A Theory of Presidential Centralization and Politicization

 

While the presidential strategies of centralization and politicization have long been considered key tools for presidential influence over federal policymaking, most previous work has studied these strategies informally and/or in isolation. This paper employs a formal model of both centralization and politicization to explore the trade-offs presidents face when deciding how to create policy. The model presents several findings. First, contrary to existing literature, the president’s ideal level of politicization is not monotonically increasing in ideological distance between the president and agency, but, after initially growing, is replaced by centralization. Second, Congress can exert substantial influence on the centralization/politicization decision absent visible action and apart from altering agency ideology. Finally, even when the president is able to employ both centralization and politicization, the strategies serve as strict substitutes if both are costly. More generally, the model illustrates how the joint examination of presidential tools affects our understanding of presidential actions.

The Politics of Presidential Centralization (Working Paper)

 

Presidential centralization of policy creation is a surprisingly difficult to measure and understudied presidential tool, especially considering its foundational role in presidential management of the executive branch. There are no existing measures of centralization by policy area, leaving at least two major gaps in the literature: namely, how centralization varies across policy areas or how centralization and politicization relate. This paper draws empirical predictions from a formal theory that jointly models centralization and politicization and tests them using the Survey on the Future of Government Service, a large-scale survey of federal government executives. With these surveys, I introduce the first two measures of centralization by policy area to examine how presidents strategically engage in centralization and politicization. Among other results, I show that greater ideological distance between the president and an agency's careerists is associated with increased centralization. Furthermore, politicization is replaced by centralization as ideological distance grows.

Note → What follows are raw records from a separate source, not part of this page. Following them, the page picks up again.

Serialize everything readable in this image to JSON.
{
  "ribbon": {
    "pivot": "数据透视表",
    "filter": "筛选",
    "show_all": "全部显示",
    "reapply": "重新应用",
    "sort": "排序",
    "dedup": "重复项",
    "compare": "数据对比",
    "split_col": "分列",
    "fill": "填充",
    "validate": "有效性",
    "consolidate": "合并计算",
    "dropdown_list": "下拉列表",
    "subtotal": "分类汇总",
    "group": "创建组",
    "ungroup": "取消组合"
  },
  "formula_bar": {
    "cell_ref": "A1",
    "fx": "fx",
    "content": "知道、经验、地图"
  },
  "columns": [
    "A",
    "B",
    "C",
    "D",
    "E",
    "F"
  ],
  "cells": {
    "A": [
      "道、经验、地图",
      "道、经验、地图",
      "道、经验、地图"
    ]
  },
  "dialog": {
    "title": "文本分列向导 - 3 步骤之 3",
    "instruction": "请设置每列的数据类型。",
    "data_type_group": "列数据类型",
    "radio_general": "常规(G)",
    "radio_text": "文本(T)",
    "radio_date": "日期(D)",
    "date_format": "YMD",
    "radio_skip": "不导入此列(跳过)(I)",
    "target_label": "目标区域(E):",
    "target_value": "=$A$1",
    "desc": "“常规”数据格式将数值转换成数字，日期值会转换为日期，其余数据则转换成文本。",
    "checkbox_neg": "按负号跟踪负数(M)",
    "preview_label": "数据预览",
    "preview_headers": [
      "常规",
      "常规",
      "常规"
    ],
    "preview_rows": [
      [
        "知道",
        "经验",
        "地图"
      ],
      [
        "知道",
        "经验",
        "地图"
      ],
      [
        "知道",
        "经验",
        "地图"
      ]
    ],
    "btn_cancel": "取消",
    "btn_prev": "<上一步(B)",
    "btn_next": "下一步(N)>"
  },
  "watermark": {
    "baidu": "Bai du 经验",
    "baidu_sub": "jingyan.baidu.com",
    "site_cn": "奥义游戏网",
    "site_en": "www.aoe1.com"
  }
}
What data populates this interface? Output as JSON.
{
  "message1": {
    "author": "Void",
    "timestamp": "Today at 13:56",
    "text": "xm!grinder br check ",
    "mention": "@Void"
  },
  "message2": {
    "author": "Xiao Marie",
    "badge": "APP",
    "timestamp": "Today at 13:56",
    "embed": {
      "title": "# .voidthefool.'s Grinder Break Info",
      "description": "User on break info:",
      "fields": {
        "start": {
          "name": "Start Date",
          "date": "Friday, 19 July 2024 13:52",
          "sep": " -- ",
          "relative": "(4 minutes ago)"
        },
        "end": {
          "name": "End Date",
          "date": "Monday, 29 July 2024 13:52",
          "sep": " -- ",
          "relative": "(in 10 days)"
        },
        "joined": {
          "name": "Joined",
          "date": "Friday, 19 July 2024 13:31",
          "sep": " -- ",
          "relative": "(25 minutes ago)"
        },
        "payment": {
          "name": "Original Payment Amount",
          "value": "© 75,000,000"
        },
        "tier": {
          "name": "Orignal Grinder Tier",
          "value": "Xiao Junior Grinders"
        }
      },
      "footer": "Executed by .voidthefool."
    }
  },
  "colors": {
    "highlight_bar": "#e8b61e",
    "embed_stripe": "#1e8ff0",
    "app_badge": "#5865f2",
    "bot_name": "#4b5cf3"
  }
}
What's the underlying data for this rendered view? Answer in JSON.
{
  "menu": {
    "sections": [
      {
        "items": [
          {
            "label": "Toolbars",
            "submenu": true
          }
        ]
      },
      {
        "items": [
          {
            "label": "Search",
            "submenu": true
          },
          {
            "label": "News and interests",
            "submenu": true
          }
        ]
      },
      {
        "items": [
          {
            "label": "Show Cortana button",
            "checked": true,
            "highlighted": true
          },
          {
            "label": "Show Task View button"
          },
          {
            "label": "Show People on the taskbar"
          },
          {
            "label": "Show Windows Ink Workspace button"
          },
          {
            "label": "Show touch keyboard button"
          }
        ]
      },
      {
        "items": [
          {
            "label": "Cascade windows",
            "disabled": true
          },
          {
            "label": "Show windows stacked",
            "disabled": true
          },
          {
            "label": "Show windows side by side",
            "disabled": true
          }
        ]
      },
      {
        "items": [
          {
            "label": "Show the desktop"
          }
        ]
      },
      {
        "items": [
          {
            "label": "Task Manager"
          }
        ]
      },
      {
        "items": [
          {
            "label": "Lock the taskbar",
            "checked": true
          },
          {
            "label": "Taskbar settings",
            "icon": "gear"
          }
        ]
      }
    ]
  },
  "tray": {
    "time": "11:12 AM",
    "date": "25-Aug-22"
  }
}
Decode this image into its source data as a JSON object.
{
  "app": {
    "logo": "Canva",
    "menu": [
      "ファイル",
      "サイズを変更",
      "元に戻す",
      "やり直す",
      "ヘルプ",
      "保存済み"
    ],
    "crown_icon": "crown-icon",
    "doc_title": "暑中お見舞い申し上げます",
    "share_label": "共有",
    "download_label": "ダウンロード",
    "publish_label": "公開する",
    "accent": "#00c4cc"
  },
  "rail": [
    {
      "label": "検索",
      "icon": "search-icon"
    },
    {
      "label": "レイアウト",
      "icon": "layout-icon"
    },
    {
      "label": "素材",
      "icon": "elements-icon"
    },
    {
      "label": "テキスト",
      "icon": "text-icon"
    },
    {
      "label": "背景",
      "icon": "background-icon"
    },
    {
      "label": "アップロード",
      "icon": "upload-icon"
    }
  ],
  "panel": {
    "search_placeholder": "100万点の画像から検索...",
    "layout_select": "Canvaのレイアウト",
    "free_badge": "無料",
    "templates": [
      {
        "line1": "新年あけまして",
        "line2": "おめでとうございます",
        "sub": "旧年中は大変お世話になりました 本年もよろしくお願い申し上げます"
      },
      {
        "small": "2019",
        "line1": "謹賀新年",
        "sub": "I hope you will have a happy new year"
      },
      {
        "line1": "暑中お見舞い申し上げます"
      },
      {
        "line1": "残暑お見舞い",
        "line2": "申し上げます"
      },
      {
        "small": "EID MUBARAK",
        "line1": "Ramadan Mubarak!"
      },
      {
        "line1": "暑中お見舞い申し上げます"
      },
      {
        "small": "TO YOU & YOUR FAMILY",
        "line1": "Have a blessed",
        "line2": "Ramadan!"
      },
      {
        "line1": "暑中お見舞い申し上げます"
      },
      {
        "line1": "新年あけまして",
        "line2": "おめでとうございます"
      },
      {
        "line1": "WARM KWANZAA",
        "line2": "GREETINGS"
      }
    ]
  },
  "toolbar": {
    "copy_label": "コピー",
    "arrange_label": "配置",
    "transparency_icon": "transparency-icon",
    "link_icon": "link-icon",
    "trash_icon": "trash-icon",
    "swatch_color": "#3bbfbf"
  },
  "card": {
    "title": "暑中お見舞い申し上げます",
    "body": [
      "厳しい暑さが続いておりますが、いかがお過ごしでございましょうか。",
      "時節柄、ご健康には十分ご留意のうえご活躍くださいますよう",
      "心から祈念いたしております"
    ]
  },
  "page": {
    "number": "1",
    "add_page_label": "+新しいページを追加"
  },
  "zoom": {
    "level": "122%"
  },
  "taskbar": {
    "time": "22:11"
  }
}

The Strategic Contexts of Presidential Centralization

Presidents consider a broad array of factors when deciding when to centralize policy creation into the Executive Office of the President. This paper examines how the broader, time-variant political context affects when presidents choose to engage in centralization, based on archival research of 352 policies randomly selected from the Eisenhower through Clinton Administrations. I use these data to test predictions about centralization inspired by an original formal model of the president's centralization-politicization decision. First, I find that Congress clearly impacts the centralization decision, as presidents are more likely to engage in centralization under conditions of divided government or greater ideological disagreement with either chamber of Congress. Within the executive branch, greater centralized staff capacity is distinct from, but associated with, higher levels of centralization. I also find evidence that Republican presidents are more likely than Democratic presidents to centralize governmental reorganization efforts.